I'm trying to understand the message sizing in lightweight messages. I understand that it is in multiples of 32 bits. Let's say I'm trying to pass a structure as a message:
typedef struct
{
unsigned char byte1;
unsigned char *ptr1;
unsigned char byte2;
unsigned char *ptr2;
}messageStruct;
The sizeof() for this structure returns 16 bytes. So, if i create a message queue like this:
uint32_t msgQ[sizeof(LWMSGQ_STRUCT)/sizeof(uint32_t) + sizeof(messageStruct)/sizeof(uint32_t)]
I end up with an array of 20 uint32_t, or 80 bytes, which is what I would expect.

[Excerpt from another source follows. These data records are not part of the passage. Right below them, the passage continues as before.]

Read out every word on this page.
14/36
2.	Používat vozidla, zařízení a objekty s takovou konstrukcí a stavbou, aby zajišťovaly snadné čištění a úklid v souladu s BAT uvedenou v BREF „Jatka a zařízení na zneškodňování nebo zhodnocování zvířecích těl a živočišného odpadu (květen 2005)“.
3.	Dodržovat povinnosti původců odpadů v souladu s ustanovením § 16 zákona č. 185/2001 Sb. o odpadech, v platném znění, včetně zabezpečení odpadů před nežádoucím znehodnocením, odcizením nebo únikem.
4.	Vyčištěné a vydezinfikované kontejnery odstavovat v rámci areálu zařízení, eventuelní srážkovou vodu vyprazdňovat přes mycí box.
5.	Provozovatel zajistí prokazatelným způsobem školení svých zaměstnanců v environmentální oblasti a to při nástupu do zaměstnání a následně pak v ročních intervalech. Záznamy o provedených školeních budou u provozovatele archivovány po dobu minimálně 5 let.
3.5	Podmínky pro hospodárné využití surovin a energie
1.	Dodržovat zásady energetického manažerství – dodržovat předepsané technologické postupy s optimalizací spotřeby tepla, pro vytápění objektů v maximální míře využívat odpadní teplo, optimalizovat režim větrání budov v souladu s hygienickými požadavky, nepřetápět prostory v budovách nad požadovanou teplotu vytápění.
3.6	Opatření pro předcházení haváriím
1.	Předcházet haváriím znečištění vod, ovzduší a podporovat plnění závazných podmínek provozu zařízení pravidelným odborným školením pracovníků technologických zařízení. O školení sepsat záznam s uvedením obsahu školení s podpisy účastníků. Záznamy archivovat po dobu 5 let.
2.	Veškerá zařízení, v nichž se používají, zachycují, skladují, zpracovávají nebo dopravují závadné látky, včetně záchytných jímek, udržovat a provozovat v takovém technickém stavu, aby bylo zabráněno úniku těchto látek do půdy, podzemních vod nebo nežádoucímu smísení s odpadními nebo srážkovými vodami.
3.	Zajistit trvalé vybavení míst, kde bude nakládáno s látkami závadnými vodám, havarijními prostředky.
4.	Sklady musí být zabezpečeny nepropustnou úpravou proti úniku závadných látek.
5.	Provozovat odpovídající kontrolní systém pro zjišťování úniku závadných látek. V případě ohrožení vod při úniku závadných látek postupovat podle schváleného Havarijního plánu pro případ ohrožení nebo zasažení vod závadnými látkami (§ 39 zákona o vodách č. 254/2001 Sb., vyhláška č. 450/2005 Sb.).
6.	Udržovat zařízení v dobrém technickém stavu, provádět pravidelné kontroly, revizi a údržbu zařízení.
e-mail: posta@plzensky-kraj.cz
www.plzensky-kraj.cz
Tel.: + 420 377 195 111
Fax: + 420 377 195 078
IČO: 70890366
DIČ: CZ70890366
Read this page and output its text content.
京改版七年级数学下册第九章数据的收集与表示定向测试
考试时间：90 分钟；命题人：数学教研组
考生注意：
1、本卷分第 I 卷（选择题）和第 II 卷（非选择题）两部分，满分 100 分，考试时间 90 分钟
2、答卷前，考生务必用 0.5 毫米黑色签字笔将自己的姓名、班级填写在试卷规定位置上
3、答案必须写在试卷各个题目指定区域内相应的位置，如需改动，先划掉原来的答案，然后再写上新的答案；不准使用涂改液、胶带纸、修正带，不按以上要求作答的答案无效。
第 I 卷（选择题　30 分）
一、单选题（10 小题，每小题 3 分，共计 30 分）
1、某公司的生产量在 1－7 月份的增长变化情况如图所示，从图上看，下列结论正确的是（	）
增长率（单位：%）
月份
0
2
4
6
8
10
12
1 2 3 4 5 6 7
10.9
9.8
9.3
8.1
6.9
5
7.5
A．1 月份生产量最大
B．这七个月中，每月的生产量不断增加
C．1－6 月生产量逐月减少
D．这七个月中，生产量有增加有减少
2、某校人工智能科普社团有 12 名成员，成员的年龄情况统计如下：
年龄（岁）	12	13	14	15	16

I then initialize the queue with:
_lwmsq_init(msgQ, 1, 4);
However, when I send this structure, with the LWMSGQ_SEND_BLOCK_ON_FULL, it doesn't block because apparently it's not full. As an experiment, I tried send a single uint32_t integer, but left the message size the same. Again, it did not block. Once I changed the message size to 1, it blocked. Although it only allows 1 message, apparently it's not "full" unless the size of the message is exact. How does one send a structure like this and have it block on full?
On a somewhat related note, if I send a message with the LWMSQ_SEND_BLOCK_ON_SEND flag, it does indeed block, but what unblocks the task? I was able to block one task, receive the structure message by the receiving task, but I could not send a structure back and unblock the requesting task.